Que.diable ! impitoyablement est all.é avec.elle le 1femme 1bon
'Diable ! Elle n'y est pas allée de main morte, la bonne dame !'
Standard, Biguet (2017:46)


diam, diamig

  • Penaos an diam ?
'Comment diable ?'
Menard & Cornillet (2020)


grammaticalisation d'un intensifieur

Les noms tabous grammaticalisent facilement en interjections ou en intensifieurs. Ci-dessous, le groupe an diaoul est grammaticalement un possesseur ('voleur du diable', 'évènement du diable'). Cet usage est probablement à l'origine de l'usage syntaxique de an diaoul comme intensifieur en fin de syntagme.


(4) Kemener ar foeltr ! Laer an diaoul ! Boued ar groug !
tailleur le foudre voleur le diable nourriture le 1potence
'Tailleur du diable ! Damné voleur ! Gibier de potence !'
Cornouaillais (Rostrenen), Koulmig Arvor (1934)
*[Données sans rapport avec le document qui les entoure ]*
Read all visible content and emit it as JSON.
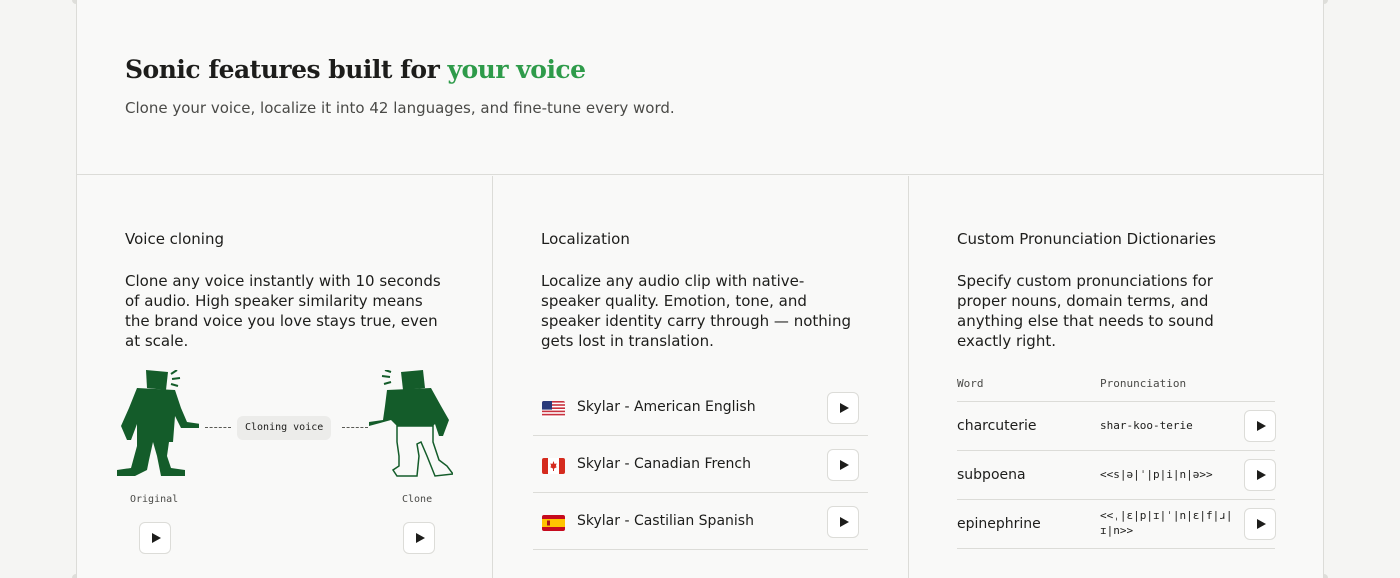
{
  "header": {
    "title_prefix": "Sonic features built for ",
    "title_accent": "your voice",
    "subtitle": "Clone your voice, localize it into 42 languages, and fine-tune every word."
  },
  "voice_cloning": {
    "title": "Voice cloning",
    "description": "Clone any voice instantly with 10 seconds of audio. High speaker similarity means the brand voice you love stays true, even at scale.",
    "pill_label": "Cloning voice",
    "original_label": "Original",
    "clone_label": "Clone"
  },
  "localization": {
    "title": "Localization",
    "description": "Localize any audio clip with native-speaker quality. Emotion, tone, and speaker identity carry through — nothing gets lost in translation.",
    "items": [
      {
        "label": "Skylar - American English",
        "flag": "us-flag"
      },
      {
        "label": "Skylar - Canadian French",
        "flag": "ca-flag"
      },
      {
        "label": "Skylar - Castilian Spanish",
        "flag": "es-flag"
      }
    ]
  },
  "dictionaries": {
    "title": "Custom Pronunciation Dictionaries",
    "description": "Specify custom pronunciations for proper nouns, domain terms, and anything else that needs to sound exactly right.",
    "col_word": "Word",
    "col_pron": "Pronunciation",
    "rows": [
      {
        "word": "charcuterie",
        "pron": "shar-koo-terie"
      },
      {
        "word": "subpoena",
        "pron": "<<s|ə|ˈ|p|i|n|ə>>"
      },
      {
        "word": "epinephrine",
        "pron": "<<ˌ|ɛ|p|ɪ|ˈ|n|ɛ|f|ɹ|ɪ|n>>"
      }
    ]
  },
  "colors": {
    "accent": "#2e9b4a",
    "figure_green": "#145c2a",
    "text": "#1d1d1b",
    "border": "#dcdcd8"
  }
}
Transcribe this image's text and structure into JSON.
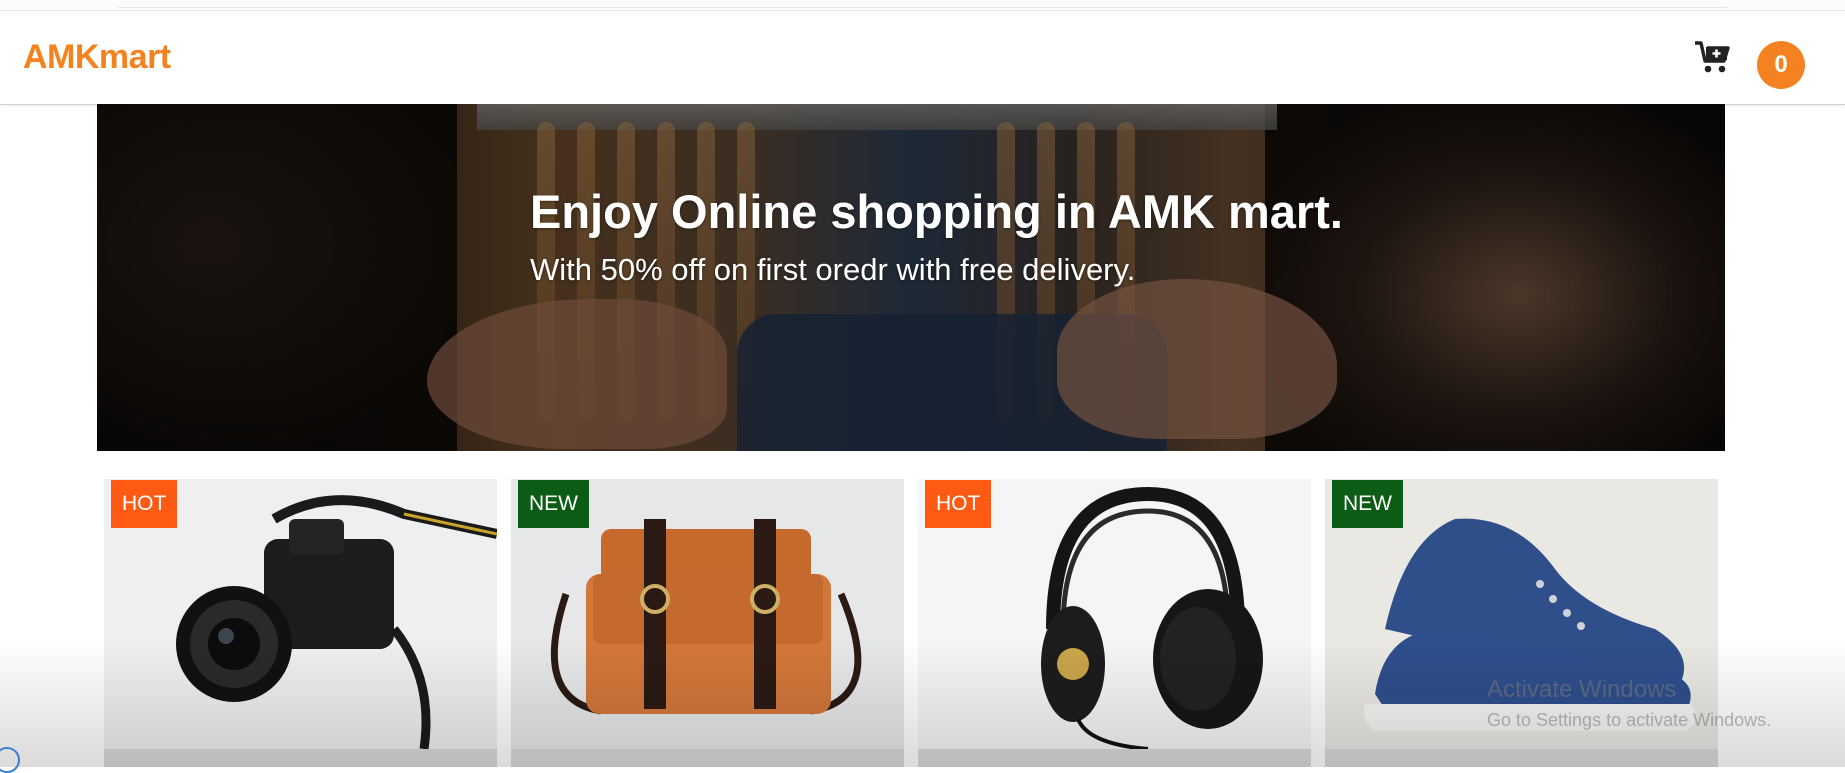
{
  "navbar": {
    "brand": "AMKmart",
    "cart_icon": "cart-plus-icon",
    "cart_count": "0"
  },
  "hero": {
    "title": "Enjoy Online shopping in AMK mart.",
    "subtitle": "With 50% off on first oredr with free delivery."
  },
  "products": [
    {
      "badge": "HOT",
      "image": "camera-icon"
    },
    {
      "badge": "NEW",
      "image": "bag-icon"
    },
    {
      "badge": "HOT",
      "image": "headphones-icon"
    },
    {
      "badge": "NEW",
      "image": "sneaker-icon"
    }
  ],
  "watermark": {
    "line1": "Activate Windows",
    "line2": "Go to Settings to activate Windows."
  },
  "colors": {
    "brand": "#f58220",
    "hot_badge": "#ff5a14",
    "new_badge": "#0d5c16",
    "selection": "#5b8fd8"
  }
}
(5) Peseurt darvoud an diaoul a zo degouezet hizio er vro ?
quel évènement le diable R1 est arriv.é aujourd'hui en.le 1pays
'Que diable se passe-t-il dans le pays aujourd'hui ?'
Standard, Riou (1941:51)


Syntaxe

L'élément an diaoul est manifestement invisible pour le critère thématique, il n'entre dans la structure argumentale d'aucun autre élément de la phrase. Il relève du discours, dans un niveau de langue qui facilite d'autres interjections et mots tabous.


(1) Fidamdoustik ! Pelec'h an diaoul eo aet da guzh ?
Nom.de.D… ! le diable est all.é pour1 cacher
'Bon sang de bon sang ! Où a-t-il bien pu se cacher ?'
Standard, Biguet (2017:7)


Sémantique

L'expression an Diaoul a une dimension exclamative et expressive.

 Gros (1989:'diaoul') :
 "Comme le français diable, diaoul s'emploie pour renforcer l'expression, surtout dans les questions. […] Il marque une plus grande impatience, une plus grande colère."


Niveau de langue

(2) Pitiaoul ! Trouz a zo aze e-barzh !
Diable ! bruit R1 est dedans
'Diable ! Ça barde là-dedans !'
Standard, Biguet (2017:55)

Diachronie

Le Brigant (1779:A4) signale l'usage de an diaoul (ayoul ne vifés, an diaoul ne vefes, 'diable que tu fusses').


Horizons comparatifs

Baunaz (2014:fn6) analyse le français qui diable et l'anglais who the hell, comme "une projection -wh agressivement non-liée par le discours". En français, les mots interrogatifs peuvent parfois rester in-situ, mais les structures en qui diable ne le peuvent pas (Obenauer 1994, Tu as vu qui (* diable) au marché ?).


Bibliographie

horizons comparatifs

  • Baunaz, Lena. 2014. 'On the various sizes of complementizers', Probus 27:2, 193-236. [French 'que']
  • Obenauer, Hans-Georg. 1994. Aspects de la syntaxe A-barre – Effets d'intervention et mouvements des quantifieurs, Paris: Université de Paris VIII thèse d'État.